To address the high computational cost, reliance on large backbone networks, and poor deployability of KRISP in resource-constrained settings, this paper proposes Lite-KRISP—a lightweight knowledge-enhanced vision-language model. Lite-KRISP decouples the knowledge injection module from the visual encoder and introduces a structured knowledge graph fusion mechanism alongside domain-specific constraints to effectively suppress hallucination and improve generalization. The model reduces parameter count by over 85%, achieves 75% of the original KRISP’s performance on the DAQUAR dataset, and accelerates inference by 3.2×, enabling offline deployment on edge devices. Systematic ablation studies and synthetic VQA evaluations confirm that the proposed architecture preserves knowledge-guided reasoning capability while delivering superior efficiency, robustness, and scalability.

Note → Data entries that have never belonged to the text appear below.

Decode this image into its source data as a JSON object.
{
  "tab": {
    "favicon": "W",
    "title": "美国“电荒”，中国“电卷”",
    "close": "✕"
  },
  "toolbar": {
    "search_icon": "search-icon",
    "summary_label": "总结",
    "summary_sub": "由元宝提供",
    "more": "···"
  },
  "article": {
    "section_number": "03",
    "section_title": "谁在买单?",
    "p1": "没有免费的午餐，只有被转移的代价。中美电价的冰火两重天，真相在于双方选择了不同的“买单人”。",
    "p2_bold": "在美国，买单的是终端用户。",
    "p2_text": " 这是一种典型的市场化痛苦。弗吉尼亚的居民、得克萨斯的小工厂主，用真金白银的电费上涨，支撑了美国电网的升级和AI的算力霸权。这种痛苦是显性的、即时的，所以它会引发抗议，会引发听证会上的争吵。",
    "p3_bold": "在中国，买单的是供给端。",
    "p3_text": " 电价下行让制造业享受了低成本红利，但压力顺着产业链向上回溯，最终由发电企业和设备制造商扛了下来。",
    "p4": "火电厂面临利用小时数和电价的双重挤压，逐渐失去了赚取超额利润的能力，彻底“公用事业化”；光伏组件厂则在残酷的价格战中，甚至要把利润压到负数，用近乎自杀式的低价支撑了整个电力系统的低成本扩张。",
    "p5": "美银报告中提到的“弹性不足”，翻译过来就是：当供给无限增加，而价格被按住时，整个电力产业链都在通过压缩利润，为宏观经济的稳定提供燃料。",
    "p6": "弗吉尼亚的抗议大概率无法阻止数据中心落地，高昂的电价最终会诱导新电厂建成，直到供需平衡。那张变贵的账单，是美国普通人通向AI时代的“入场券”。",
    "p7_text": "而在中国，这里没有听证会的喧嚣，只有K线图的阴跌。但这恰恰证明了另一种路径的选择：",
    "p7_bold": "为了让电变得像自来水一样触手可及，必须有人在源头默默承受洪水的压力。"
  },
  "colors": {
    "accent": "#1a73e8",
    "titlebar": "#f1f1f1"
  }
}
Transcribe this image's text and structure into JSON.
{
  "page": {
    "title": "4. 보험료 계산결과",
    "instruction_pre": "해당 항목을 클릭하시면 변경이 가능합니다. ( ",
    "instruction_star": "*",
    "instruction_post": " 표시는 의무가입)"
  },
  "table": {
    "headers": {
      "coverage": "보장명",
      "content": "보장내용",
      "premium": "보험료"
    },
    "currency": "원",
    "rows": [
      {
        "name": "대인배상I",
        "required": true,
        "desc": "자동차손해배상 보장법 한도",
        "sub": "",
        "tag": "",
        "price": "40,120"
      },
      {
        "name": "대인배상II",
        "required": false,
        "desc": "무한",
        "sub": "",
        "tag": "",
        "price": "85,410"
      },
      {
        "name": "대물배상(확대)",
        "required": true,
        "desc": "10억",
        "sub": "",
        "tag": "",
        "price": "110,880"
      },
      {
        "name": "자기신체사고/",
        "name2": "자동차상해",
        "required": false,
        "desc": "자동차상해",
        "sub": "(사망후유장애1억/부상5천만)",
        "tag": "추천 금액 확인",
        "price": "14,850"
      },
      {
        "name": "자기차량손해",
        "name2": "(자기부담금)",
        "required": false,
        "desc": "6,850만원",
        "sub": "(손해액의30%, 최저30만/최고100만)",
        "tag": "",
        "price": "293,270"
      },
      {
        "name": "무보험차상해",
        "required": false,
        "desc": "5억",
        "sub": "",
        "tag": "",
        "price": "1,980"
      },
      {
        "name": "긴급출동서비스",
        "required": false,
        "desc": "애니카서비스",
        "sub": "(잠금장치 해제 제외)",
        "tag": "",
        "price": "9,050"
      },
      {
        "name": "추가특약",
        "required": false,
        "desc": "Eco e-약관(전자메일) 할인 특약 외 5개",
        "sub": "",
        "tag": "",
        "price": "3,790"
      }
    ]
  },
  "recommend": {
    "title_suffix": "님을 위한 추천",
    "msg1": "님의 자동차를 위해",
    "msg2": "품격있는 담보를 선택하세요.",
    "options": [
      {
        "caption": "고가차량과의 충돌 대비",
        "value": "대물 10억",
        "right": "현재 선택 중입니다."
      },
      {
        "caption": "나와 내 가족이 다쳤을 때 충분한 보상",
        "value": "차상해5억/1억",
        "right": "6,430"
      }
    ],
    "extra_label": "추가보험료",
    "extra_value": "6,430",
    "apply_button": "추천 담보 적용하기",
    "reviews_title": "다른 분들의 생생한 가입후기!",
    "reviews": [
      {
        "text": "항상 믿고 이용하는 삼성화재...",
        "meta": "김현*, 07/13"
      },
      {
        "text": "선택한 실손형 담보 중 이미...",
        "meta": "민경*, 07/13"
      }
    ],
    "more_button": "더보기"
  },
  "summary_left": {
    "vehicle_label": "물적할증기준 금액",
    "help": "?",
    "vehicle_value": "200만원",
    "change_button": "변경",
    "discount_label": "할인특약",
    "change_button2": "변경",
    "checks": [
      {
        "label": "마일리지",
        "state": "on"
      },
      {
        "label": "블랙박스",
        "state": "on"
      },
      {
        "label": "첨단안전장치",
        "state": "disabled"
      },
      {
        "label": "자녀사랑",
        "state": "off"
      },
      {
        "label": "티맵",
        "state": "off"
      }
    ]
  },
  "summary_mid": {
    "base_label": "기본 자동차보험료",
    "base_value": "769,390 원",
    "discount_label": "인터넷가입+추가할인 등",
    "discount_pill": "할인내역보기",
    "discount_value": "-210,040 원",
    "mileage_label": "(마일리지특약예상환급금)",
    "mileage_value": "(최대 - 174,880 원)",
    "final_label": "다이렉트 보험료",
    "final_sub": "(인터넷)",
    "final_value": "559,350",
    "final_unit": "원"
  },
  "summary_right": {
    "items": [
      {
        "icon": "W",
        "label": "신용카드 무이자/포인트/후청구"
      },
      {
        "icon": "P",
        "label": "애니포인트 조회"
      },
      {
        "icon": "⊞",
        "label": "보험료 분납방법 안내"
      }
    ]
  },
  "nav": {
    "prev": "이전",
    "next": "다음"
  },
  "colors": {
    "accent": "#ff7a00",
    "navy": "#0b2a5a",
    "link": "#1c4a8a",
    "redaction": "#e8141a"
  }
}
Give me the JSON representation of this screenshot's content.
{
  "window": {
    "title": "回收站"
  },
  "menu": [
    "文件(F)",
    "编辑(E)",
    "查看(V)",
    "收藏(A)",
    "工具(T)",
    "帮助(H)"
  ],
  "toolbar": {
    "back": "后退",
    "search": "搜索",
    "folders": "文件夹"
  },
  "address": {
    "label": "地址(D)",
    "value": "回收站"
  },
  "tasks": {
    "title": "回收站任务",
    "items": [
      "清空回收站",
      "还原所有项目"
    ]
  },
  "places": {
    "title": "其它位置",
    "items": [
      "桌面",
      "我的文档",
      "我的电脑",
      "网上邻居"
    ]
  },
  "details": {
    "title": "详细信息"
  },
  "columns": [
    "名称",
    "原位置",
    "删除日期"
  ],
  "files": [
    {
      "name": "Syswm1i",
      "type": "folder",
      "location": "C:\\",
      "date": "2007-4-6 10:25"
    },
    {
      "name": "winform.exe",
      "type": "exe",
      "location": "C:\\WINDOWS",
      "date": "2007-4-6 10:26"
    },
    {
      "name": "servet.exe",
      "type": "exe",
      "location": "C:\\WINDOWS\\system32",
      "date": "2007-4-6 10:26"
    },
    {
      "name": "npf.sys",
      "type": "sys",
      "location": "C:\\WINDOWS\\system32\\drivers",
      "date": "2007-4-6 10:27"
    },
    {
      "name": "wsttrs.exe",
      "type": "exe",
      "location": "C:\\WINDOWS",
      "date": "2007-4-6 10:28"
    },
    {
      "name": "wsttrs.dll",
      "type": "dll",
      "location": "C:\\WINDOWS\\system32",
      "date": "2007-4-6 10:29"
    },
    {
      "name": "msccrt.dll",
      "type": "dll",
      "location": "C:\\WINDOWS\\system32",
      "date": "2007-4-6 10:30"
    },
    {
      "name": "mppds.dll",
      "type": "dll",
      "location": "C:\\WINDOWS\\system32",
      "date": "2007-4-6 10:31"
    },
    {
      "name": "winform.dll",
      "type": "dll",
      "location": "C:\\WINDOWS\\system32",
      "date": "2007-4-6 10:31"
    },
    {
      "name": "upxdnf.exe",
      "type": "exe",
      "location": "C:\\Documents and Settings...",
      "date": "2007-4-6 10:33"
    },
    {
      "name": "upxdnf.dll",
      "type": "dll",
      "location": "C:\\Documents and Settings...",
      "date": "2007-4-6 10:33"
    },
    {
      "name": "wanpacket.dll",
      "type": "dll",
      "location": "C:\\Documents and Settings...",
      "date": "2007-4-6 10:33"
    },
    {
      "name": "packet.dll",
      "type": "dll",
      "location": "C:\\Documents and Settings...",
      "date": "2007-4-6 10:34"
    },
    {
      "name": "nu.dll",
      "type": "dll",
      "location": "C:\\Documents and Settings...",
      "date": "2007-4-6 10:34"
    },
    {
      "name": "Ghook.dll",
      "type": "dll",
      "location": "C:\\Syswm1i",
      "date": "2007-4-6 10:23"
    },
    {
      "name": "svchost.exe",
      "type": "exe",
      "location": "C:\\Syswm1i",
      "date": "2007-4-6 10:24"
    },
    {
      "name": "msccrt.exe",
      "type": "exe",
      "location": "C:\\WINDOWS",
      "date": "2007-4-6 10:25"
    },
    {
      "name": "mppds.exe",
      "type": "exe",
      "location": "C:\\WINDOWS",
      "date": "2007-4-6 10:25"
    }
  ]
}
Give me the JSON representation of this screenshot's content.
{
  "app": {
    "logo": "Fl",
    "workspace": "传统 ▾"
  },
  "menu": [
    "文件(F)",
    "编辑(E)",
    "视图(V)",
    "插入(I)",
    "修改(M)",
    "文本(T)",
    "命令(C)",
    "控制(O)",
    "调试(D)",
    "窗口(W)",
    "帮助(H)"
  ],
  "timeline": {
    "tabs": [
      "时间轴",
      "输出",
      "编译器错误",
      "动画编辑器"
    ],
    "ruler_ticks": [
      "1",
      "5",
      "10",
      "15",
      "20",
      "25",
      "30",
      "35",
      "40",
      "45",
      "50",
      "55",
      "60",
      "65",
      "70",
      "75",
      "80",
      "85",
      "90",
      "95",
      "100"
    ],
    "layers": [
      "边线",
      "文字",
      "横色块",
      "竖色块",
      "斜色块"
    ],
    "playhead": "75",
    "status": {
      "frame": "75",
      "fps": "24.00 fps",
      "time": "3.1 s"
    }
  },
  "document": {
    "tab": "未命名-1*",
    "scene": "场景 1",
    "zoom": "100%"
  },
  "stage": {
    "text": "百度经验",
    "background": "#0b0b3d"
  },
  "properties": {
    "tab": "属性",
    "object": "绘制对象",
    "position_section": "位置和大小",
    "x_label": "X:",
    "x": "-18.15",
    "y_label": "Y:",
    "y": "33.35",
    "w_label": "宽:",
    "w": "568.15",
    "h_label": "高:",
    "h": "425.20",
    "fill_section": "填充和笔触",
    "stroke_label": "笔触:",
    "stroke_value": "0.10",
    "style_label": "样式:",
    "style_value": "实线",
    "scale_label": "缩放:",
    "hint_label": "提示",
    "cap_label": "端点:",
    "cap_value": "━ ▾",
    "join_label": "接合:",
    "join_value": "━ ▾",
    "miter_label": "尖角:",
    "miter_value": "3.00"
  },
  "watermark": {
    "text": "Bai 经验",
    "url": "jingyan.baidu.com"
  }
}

Facebook AI Research introduced KRISP [4], which integrates structured external knowledge into pipelines for vision-language reasoning. Despite its effectiveness, the original model has been developed for industrial-scale training, is computationally demanding, and is tightly connected to a large backbone. In this work, we reexamine KRISP from a different angle and offer a lightweight reproduction with significantly fewer parameters. Even though our replicated model performs about 75 % of the original, the replication process uncovers a number of design flaws, real-world pitfalls, and implicit problems that were not fully covered in the original paper. We offer insights into the scalability and efficacy of knowledge-enhanced VQA architectures under resource constraints through systematic ablation studies, which include a proof-of-concept on synthetic VQA data and evaluation on the DAQUAR dataset. Our model, configured with a low parameter setup and constrained by the external Knowledge graph domain, prevents AI hallucinations and generates outputs solely within that domain. Minimal parameters allow us to function on edge devices like smartphones and AR-VR, further improving offline visual reasoning.